With that said, it does seem roughly coincidental: the parameters used to describe a family of things seem very different from the things themselves. Can we use that to build a counterexample?
Shifting normals
One possibility: consider $s\mapsto \operatorname{Normal}(s, s^2),$ the subset of normal distributions whose standard deviations are equal to their means. Their PDFs are of course, $$f_s(x) = \frac{1}{\sqrt{2\pi s^2}}\exp\left(-\frac{(x - s)^2}{2s^2}\right)$$ with mean $s$ and standard deviation $s$. But after a bit of work, $${\partial f_s\over\partial s} = \frac{1}{\sqrt{2\pi s^2}}\exp\left(-\frac{(x - s)^2}{2s^2}\right)\left({s^2 + s x - x^2\over s^3}\right),$$ which is equal to zero when $x = \phi~s,$ where $\phi$ is the golden ratio. Of course the golden ratio is not $1$ and thus we do not have $x = E[X]$ as desired.
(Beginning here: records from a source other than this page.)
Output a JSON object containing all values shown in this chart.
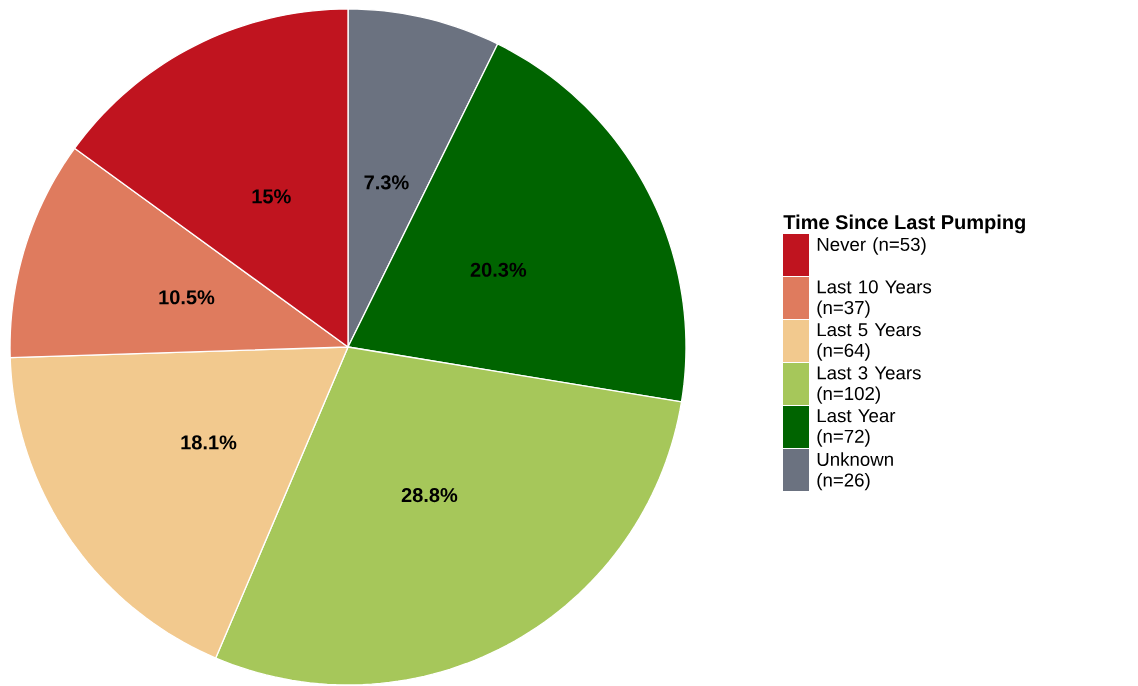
{
  "chart_data": {
    "type": "pie",
    "legend_title": "Time Since Last Pumping",
    "categories": [
      "Never (n=53)",
      "Last 10 Years (n=37)",
      "Last 5 Years (n=64)",
      "Last 3 Years (n=102)",
      "Last Year (n=72)",
      "Unknown (n=26)"
    ],
    "values": [
      15,
      10.5,
      18.1,
      28.8,
      20.3,
      7.3
    ],
    "value_labels": [
      "15%",
      "10.5%",
      "18.1%",
      "28.8%",
      "20.3%",
      "7.3%"
    ],
    "colors": [
      "#c0141f",
      "#df7b5e",
      "#f2c98e",
      "#a6c75a",
      "#006400",
      "#6b7280"
    ],
    "legend": "right"
  }
}
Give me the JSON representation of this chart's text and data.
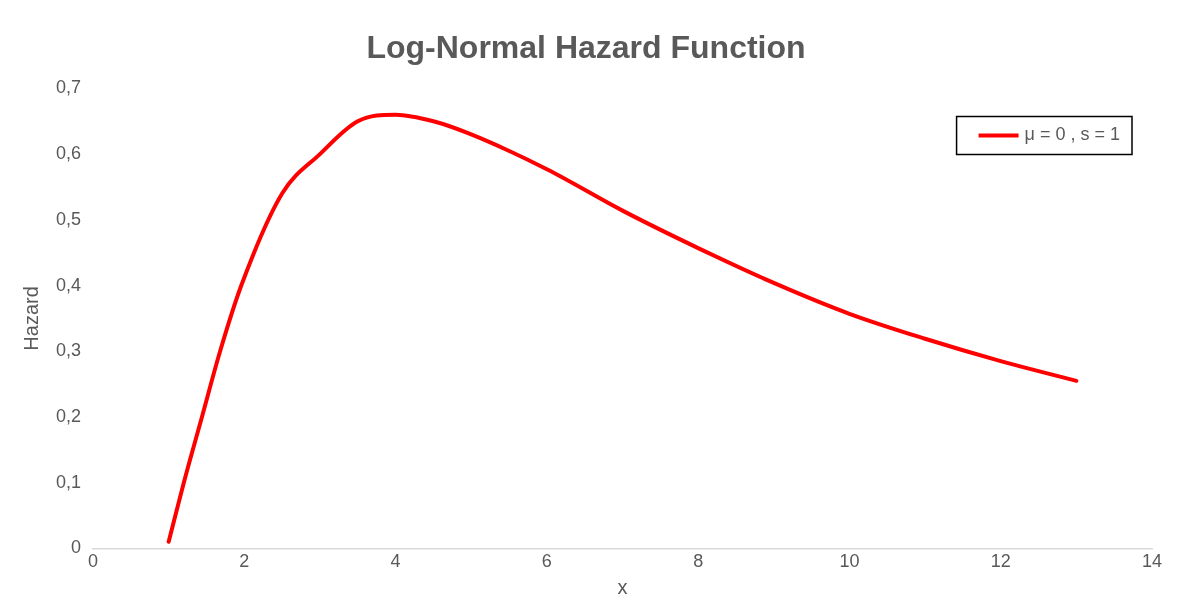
{
  "chart_data": {
    "type": "line",
    "title": "Log-Normal Hazard Function",
    "xlabel": "x",
    "ylabel": "Hazard",
    "x": [
      1,
      1.2,
      1.44,
      1.68,
      1.96,
      2.5,
      3,
      3.5,
      4,
      4.5,
      5,
      6,
      7,
      8,
      9,
      10,
      11,
      12,
      13
    ],
    "series": [
      {
        "name": "μ = 0 , s = 1",
        "color": "#ff0000",
        "values": [
          0.01,
          0.1,
          0.2,
          0.3,
          0.4,
          0.54,
          0.6,
          0.65,
          0.66,
          0.65,
          0.63,
          0.577,
          0.514,
          0.457,
          0.404,
          0.357,
          0.319,
          0.285,
          0.255
        ]
      }
    ],
    "xlim": [
      0,
      14
    ],
    "xticks": [
      0,
      2,
      4,
      6,
      8,
      10,
      12,
      14
    ],
    "ylim": [
      0,
      0.7
    ],
    "yticks": [
      0,
      {
        "value": 0.1,
        "label": "0,1"
      },
      {
        "value": 0.2,
        "label": "0,2"
      },
      {
        "value": 0.3,
        "label": "0,3"
      },
      {
        "value": 0.4,
        "label": "0,4"
      },
      {
        "value": 0.5,
        "label": "0,5"
      },
      {
        "value": 0.6,
        "label": "0,6"
      },
      {
        "value": 0.7,
        "label": "0,7"
      }
    ],
    "grid": false,
    "legend": "top right",
    "marker": "none",
    "line_style": "solid"
  }
}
Just to prove visually that this is indeed the proper envelope, here is a mock-up I built out of your existing demos: https://www.desmos.com/calculator/stkuixtk8o , with $y=f_{x/\phi}(x)$ as the envelope.
Now there is an interesting thing here because that expression does have two roots which sum to the mean value; the other root is $x = (1-\phi) s.$ Can we get rid of that, too?
Half-normals
The half normal distribution is defined using the standard normal PDF $n(x)$ as $$h_s(x) = \begin{cases} \frac{2~n(x/s)}{s} & \text{if } x > 0,\\ 0 & \text{otherwise.} \end{cases} $$ Here $s$ is no longer the standard deviation but is just a parameter.
Working it out, I believe $${\partial h_s \over \partial s} = \frac{2~n(x/s)}{s}\left(\frac{x^2 -s^2}{s^3}\right),$$ and thus on the envelope, $x = s$. But that is not the mean of this distribution, which Wikipedia lists as $s~\sqrt{2/\pi}.$